Suze Orman is right. In order to retire early, you need at least $5 million in investable assets. With interest rates so low, it takes a lot more capital to generate the same amount of risk-adjusted income.

How much money should you have to buy a $100000 car? ›

Based on these assumptions, the total annual cost of owning a $100,000 car would be $27,784 [1]. This means you would need to make $277,840 per year to comfortably afford the car. However, this calculation does not include taxes and registration fees.

What type of car does Suze Orman drive? ›

What car does Suze drive? I drive a used Lexus that we bought in 2004.

Is it ever a good idea to take Social Security at 62? ›

There are advantages and disadvantages to taking your benefit before your full retirement age. The advantage is that you collect benefits for a longer period of time. The disadvantage is your benefit will be reduced. Each person's situation is different.

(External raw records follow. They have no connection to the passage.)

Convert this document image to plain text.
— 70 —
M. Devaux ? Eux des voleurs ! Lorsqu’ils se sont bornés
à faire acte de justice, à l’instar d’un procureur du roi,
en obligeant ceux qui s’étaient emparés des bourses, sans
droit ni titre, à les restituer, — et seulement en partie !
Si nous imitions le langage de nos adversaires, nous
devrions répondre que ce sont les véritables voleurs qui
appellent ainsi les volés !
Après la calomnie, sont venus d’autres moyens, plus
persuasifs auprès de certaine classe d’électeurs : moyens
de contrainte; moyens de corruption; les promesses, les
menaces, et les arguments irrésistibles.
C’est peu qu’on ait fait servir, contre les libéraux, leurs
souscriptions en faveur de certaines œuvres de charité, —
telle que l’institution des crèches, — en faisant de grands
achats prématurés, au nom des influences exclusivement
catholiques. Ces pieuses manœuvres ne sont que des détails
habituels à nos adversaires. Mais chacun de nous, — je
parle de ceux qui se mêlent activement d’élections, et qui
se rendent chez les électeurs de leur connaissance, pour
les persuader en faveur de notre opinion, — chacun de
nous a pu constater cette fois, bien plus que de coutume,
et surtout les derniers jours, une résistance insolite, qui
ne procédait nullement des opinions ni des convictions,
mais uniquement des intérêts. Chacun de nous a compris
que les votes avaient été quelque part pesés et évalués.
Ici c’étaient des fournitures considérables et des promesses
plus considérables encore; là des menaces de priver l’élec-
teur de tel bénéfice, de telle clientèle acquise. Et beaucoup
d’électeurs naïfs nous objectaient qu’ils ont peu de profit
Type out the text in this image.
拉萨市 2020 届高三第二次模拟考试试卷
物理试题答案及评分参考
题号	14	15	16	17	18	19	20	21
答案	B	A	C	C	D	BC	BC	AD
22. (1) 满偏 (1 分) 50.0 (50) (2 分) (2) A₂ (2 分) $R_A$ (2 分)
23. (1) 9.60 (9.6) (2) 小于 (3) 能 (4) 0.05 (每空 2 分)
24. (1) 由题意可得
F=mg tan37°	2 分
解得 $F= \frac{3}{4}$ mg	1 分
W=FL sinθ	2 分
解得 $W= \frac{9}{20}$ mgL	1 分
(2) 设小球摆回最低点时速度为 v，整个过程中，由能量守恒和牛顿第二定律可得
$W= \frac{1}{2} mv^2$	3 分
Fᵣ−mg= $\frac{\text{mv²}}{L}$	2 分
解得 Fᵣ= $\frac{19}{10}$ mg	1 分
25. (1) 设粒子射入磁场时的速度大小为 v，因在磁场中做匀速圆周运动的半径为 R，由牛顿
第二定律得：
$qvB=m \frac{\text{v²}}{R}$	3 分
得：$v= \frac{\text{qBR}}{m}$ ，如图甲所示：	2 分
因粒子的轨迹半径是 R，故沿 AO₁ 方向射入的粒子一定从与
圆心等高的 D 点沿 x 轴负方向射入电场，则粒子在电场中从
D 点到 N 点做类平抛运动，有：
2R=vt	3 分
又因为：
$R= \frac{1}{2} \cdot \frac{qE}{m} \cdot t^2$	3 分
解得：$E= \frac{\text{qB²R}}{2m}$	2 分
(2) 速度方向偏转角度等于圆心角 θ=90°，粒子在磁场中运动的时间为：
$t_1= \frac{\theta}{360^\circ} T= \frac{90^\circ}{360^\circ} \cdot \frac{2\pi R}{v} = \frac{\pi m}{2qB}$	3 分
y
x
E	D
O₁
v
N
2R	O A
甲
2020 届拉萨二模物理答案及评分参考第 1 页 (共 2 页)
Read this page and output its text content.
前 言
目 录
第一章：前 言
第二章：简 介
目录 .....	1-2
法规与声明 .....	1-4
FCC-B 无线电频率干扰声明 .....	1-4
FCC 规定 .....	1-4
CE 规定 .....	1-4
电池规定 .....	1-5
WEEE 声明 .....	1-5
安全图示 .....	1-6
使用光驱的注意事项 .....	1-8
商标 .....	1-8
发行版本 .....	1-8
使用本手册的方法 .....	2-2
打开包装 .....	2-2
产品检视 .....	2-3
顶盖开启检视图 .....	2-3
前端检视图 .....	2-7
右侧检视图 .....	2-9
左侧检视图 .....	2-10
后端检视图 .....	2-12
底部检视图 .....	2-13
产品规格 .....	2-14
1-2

What is the disadvantage of taking Social Security at 62? ›

Depending on what someone's retirement age is, the decision to collect Social Security early could result in a monthly reduction of about 20 to 30 percent of what they would have gotten if they waited until full retirement age.

Is it better to take Social Security at 62 and invest it? ›

Start Collecting Early

He claims that doing so will give you a greater return than you would get by waiting until a later age to apply for Social Security, which means you get a bigger monthly check. “It usually makes sense to take it early if you're going to … invest every bit of it,” Ramsey said in a 2019 podcast.

Is it worth drawing Social Security at 62? ›

If you start taking Social Security at age 62, rather than waiting until your full retirement age (FRA), you can expect a 30% reduction in monthly benefits with lesser reductions as you approach FRA. Remember, FRA is no longer age 65: It's 67.